The DB in use is MSSQL 2000, in case this makes a difference.


In your situation I would do the following:

public class HardwareDevice{
    public virtual int Id {get; set;}
    public virtual string SerialNumber {get; set;}
    //Other stuff
}

public class DomainThingA {
    public virtual int Id {get; set;}
    public virtual HardwareDevice Device {get; set;}
    //Other stuff
}

public class DomainThingB {
    public virtual int Id {get; set;}
    public virtual HardwareDevice Device {get; set;}
    //Other stuff
}

Map out your HardwareDevice class using the AutoGenerated Id as the primary key. My examples use FluentNhibernate for the class maps.

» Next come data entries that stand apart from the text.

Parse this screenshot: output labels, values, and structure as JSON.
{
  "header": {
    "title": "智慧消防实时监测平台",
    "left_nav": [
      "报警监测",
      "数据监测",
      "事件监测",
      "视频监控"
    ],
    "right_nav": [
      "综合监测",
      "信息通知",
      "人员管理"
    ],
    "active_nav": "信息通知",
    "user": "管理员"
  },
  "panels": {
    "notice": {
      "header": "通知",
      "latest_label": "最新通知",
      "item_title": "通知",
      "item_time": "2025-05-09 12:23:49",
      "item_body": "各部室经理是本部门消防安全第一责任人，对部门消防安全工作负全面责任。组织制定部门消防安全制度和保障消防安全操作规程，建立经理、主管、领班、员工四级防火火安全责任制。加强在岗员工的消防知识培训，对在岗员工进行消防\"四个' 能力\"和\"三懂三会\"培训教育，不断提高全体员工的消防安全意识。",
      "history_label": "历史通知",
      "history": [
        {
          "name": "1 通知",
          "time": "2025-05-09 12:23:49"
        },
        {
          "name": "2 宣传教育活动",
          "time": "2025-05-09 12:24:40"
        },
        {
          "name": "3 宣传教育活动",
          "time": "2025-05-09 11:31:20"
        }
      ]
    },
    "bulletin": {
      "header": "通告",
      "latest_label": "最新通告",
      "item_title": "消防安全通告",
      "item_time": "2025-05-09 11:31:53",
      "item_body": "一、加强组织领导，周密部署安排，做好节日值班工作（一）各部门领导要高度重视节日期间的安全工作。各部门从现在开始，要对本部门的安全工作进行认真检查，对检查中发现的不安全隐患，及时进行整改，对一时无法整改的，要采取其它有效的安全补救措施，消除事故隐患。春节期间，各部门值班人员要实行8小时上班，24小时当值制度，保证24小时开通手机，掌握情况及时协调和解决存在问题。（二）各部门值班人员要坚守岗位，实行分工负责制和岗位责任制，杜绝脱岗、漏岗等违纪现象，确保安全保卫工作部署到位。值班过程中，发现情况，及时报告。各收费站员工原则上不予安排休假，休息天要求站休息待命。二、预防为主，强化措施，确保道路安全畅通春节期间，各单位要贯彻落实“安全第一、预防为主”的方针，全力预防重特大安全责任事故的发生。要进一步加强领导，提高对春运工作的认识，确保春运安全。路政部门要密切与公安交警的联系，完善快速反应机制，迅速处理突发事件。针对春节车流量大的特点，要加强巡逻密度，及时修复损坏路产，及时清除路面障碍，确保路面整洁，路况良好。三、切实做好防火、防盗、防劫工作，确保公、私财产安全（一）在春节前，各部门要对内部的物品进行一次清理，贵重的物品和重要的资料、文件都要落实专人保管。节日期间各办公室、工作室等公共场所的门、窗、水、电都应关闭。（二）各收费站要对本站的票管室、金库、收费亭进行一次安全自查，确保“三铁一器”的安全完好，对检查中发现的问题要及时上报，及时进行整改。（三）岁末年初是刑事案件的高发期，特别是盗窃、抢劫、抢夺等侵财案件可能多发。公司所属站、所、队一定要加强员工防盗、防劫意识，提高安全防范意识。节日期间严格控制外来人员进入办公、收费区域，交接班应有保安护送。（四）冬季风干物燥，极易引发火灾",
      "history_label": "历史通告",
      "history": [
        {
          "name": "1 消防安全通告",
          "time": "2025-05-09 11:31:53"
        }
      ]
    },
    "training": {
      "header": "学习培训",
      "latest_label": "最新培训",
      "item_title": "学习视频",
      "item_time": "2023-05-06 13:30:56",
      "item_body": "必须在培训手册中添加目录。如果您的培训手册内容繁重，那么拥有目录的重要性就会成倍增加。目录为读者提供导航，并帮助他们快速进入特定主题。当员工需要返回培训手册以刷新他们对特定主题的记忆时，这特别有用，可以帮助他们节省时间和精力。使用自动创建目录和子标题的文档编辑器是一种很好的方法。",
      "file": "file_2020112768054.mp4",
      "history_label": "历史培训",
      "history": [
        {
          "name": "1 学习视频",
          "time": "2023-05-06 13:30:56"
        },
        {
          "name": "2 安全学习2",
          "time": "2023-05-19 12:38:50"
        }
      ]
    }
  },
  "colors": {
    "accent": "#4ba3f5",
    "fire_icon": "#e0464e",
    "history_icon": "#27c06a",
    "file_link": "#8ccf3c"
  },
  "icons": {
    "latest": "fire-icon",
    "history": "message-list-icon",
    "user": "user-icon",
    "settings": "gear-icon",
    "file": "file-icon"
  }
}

public class HardwareDeviceMap : ClassMap<HardwareDevice> {
    public HardwareDeviceMap(){
        Id(x=>x.Id).GeneratedBy.Native().Column("Id"); //Uses auto number
        Map(x=>x.SerialNumber).Column("SerialNumber");
        //Other mappings
    }
}

Now for mapping out the other two classes:

public class DomainThingAMap : ClassMap<DomainThingA> {
    public DomainThingAMap(){
        Id(x=>x.Id).GeneratedBy.Native(); //Uses auto number
        References(x=>x.Device)
          .Column("DeviceId"); //Joins on Id in HardwareDevice Table by default
        //Other mappings
    }
}

public class DomainThingBMap : ClassMap<DomainThingB> {
    public DomainThingBMap(){
        Id(x=>x.Id).GeneratedBy.Native(); //Uses auto number
        References(x=>x.Device)
           .Column("SerialNumber") //Column in DomainThingB Table
           .PropertyRef("SerialNumber"); //Joins using SerialNumber column (hardware device table)
        //Other mappings
    }
}

The Property-Ref feature of the class maps allows you to join on columns which are not the primary key for these types of legacy database purposes.